Tracy McCollin of the Fisheries Research Services Marine Laboratory and his colleagues tested the efficacy of deoxygenating water as a treatment method for eradicating aquatic life in the ballast tanks. The researchers conducted a full scale experiment in actual ballast tanks. They found that the method was effective on zooplankton, however, their phytoplankton results were inconclusive. The deoxygenation method may provide a simple and relatively cheap way to prevent aquatic invasive species from spreading for foreign environments.

Filed Under (SW5) by Michael Di Nunzio on 26-09-2010

Chinese mitten crabs are indigenous to their namesake country of China. However, in the early twenty-first century these crustaceans were introduced to the US west coast where they have become a troublesome and invasive aquatic nonnative species (ANS). It is believed that this crab, like many others, was introduced to this region via the transfer of ballast water used in commercial shipping. Much of the scientific focus regarding ballast tanks concerns international voyages, yet there is surprisingly little research regarding domestic shipping and the secondary spread of invaders.

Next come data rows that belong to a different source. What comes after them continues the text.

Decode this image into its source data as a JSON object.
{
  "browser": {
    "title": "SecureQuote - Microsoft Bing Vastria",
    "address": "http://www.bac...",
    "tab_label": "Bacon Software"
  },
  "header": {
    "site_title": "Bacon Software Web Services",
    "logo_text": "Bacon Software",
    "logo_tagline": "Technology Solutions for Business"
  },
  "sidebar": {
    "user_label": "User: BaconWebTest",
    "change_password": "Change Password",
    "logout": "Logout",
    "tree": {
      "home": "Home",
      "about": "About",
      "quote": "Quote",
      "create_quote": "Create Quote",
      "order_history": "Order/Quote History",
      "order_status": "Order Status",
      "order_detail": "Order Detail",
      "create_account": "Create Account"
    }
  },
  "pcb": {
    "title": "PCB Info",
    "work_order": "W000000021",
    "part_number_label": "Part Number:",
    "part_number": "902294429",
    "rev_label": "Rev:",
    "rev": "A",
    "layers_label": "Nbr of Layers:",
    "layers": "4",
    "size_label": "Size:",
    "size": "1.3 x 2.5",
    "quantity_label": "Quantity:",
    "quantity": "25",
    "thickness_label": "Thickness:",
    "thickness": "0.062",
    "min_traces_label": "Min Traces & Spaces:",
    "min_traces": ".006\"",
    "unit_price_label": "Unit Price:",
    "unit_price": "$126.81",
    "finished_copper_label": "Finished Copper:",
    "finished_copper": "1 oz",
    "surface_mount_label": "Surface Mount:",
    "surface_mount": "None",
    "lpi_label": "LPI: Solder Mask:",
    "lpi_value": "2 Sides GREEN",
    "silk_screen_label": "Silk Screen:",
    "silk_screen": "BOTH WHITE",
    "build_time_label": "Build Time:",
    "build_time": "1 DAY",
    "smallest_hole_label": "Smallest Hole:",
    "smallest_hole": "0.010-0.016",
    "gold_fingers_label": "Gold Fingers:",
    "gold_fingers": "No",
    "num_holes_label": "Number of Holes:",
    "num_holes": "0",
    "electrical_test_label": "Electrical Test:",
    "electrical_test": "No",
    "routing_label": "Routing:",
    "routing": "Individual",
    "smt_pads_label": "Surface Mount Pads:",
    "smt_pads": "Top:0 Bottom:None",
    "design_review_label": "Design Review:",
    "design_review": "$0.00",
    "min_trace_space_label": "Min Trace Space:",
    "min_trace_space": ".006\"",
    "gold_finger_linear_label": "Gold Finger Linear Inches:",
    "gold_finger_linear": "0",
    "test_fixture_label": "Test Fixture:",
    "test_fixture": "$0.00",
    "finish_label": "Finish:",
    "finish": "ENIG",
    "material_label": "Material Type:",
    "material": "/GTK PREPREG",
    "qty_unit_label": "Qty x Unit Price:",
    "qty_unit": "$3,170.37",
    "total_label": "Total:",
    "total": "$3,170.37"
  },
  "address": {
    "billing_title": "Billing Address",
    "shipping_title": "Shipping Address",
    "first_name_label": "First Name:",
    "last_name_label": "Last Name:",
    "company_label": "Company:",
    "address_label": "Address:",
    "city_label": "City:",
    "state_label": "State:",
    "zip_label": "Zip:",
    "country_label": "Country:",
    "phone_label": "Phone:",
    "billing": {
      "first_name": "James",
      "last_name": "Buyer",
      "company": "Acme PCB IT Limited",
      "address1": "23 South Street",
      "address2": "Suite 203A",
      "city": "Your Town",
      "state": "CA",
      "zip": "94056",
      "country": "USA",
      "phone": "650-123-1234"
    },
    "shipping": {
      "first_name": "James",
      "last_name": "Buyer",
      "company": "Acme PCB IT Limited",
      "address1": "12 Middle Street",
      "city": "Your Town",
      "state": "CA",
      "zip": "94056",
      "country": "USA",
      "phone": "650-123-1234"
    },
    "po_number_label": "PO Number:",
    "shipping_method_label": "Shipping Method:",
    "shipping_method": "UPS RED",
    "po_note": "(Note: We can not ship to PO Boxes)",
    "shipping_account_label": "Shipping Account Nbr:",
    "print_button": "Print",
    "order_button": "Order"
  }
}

To investigate this phenomenon Christina Simkanin and her colleagues analyzed ballast water records and ANS occurrence data corresponding to four major ports on the Unites States West Coast. The study found that in 2005 one-third of the vessels arriving at these ports came from other West Coast ports and the overlap of ANS varied from as little as 3% to as much as 80%, suggesting a need for more research.


Marine Pollution Bulletin Volume Number 58, Pages 366-374 (2009)

Filed Under (SW5) by Tyler Lacy on 24-09-2010

Biological Conservation 102, 331-341 (2002)

Aquatic invasive species can have devastating effects on the ecosystems they invade. It is well known that many invasive species are transported long distances to foreign environments in ship ballast water. Experiments on the deoxygenation of ballast water suggest that the process could not only lower survivorship of species in the ballast water but also prove cost effective for the ships by lowering the rust levels of ballast tanks.

Mario Tamburri of the Monterey Bay Aquarium Research Institute and his colleagues tested the survivorship of  aquatic organisms as well as rust accumulations in oxygenated water vs. deoxygenated water in ballast tanks. They found that rust levels of the deoxygenated water were far less than the oxygenated water and they observed a significant mortality in the deoxygenated water in just a few days. Deoxygenation systems in ships may offer a financial incentive to ship owners as well as significantly reducing the number of aquatic species they transport.